Fishing the Wisconsin River in fall
Fall anglers will find falling water temperatures and lower water levels. The best approach will be to hit the areas of moving water, not slack, more. The fish get aggressive as they are trying to pack on the pounds for the colder months of the year. Utilizing larger lures are key to catching larger fish. I do, however, still catch quite a few large fish on smaller baits.
The best spots to target river fish in fall are in moving areas of water, not so much slack water as mentioned earlier. Pockets behind large boulders, rocks etc. are great for finding fish stacked up on occasion.
One thing I really enjoy about casting these lures for bass is that just about every species in the river can be taken on these versatile lures. That is the main reason that I do not go too large when it comes to lure selection.

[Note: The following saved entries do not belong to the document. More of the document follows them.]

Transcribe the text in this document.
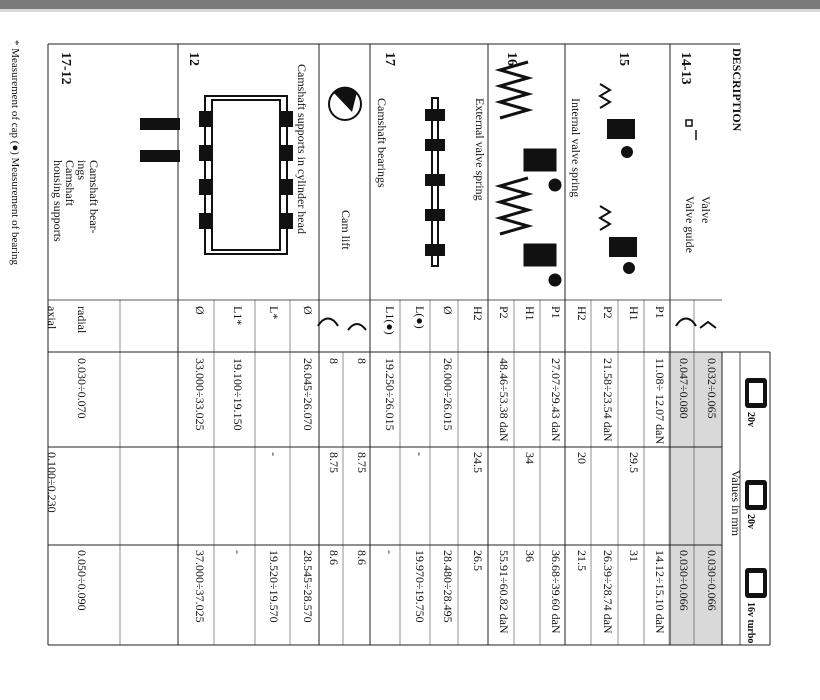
* Measurement of cap (●) Measurement of bearing	DESCRIPTION
Values in mm
20v
20v
16v turbo
14-13
Valve
Valve guide
15
Internal valve spring
16
External valve spring
17
Camshaft bearings
Cam lift
12
Camshaft supports in cylinder head
17-12
Camshaft bear-
ings
Camshaft
housing supports
0.032÷0.065
0.030÷0.066
0.047÷0.080
0.030÷0.066
P1
11.08÷ 12.07 daN
14.12÷15.10 daN
H1
29.5
31
P2
21.58÷23.54 daN
26.39÷28.74 daN
H2
20
21.5
P1
27.07÷29.43 daN
36.68÷39.60 daN
H1
34
36
P2
48.46÷53.38 daN
55.91÷60.82 daN
H2
24.5
26.5
Ø
26.000÷26.015
28.480÷28.495
L(●)
-
19.970÷19.750
L1(●)
19.250÷26.015
-
8
8.75
8.6
8
8.75
8.6
Ø
26.045÷26.070
28.545÷28.570
L*
-
19.520÷19.570
L1*
19.100÷19.150
-
Ø
33.000÷33.025
37.000÷37.025
radial
0.030÷0.070
0.050÷0.090
axial
0.100÷0.230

While I prefer lures, live bait can be very productive. Anglers who prefer a more relaxed approach will do well drifting live baits in the river. The best all-round bait is the nightcrawler. They are readily available at most tackle shops. They catch just about every fish that swims. Leeches are also effective baits.
Wisconsin River species
Anglers fishing the Wisconsin River can target several species of fish. Largemouth bass, smallmouth bass, musky, northern pike, walleye, catfish, and other species can be taken. Wisconsin fishing regulations can be found HERE.
Small Mouth bass: Aggressive fish with incredible colors ranging from deep browns to vibrant greens with incredible stripe/spotted markings and ruby red eyes. My ALL-TIME favorite fish to go after on the river as they take great finesse in landing with their ability dart and throw a good fight in the water.
Largemouth bass: Largemouth bass are not as plentiful in the Wisconsin River as it is in local lakes. They do not like the current as much as smallies do. They are found in the more sluggish back-waters and will take a variety of lures and baits.
Walleye: This species is fished for a ton in the Wisconsin River because of their high quality flakey white flesh when cooked. One of my least favorite to catch, but I catch a ton of, I find them to not throw as much of a fight as other fish in the river. Sometimes coming across as feeling like you’ve snagged a stick or line in the water.
Catfish: When they get aggressive in the summer months, catfish will go after any type of lure and put up a big fight! I’ve caught many channel cats and they are feisty. Not my favorite eater, but they are delicious deep fried!
Muskie: My second favorite fish to land! Impressive, toothy, fighters, the muskie is known for their length, overall size and elusiveness. Many say they are the fish of 10,000 casts, but if targeted at the right times of the year, they can easier to land. River muskies are built and respond differently to techniques used for lake fishing making it a bit tougher.
Northern Pike: Similar to the muskie, pike are known for their aggressiveness. I find the pike to be a fun fish to fight also as they don’t give up easily. Finesse is needed in landing both pike and muskie due to their sharp teeth and power to snap lines.
In closing, this article written for the Fishing Ladies blog by Abby Heistad should help anglers experience success when fishing the Wisconsin River as well as other area rivers!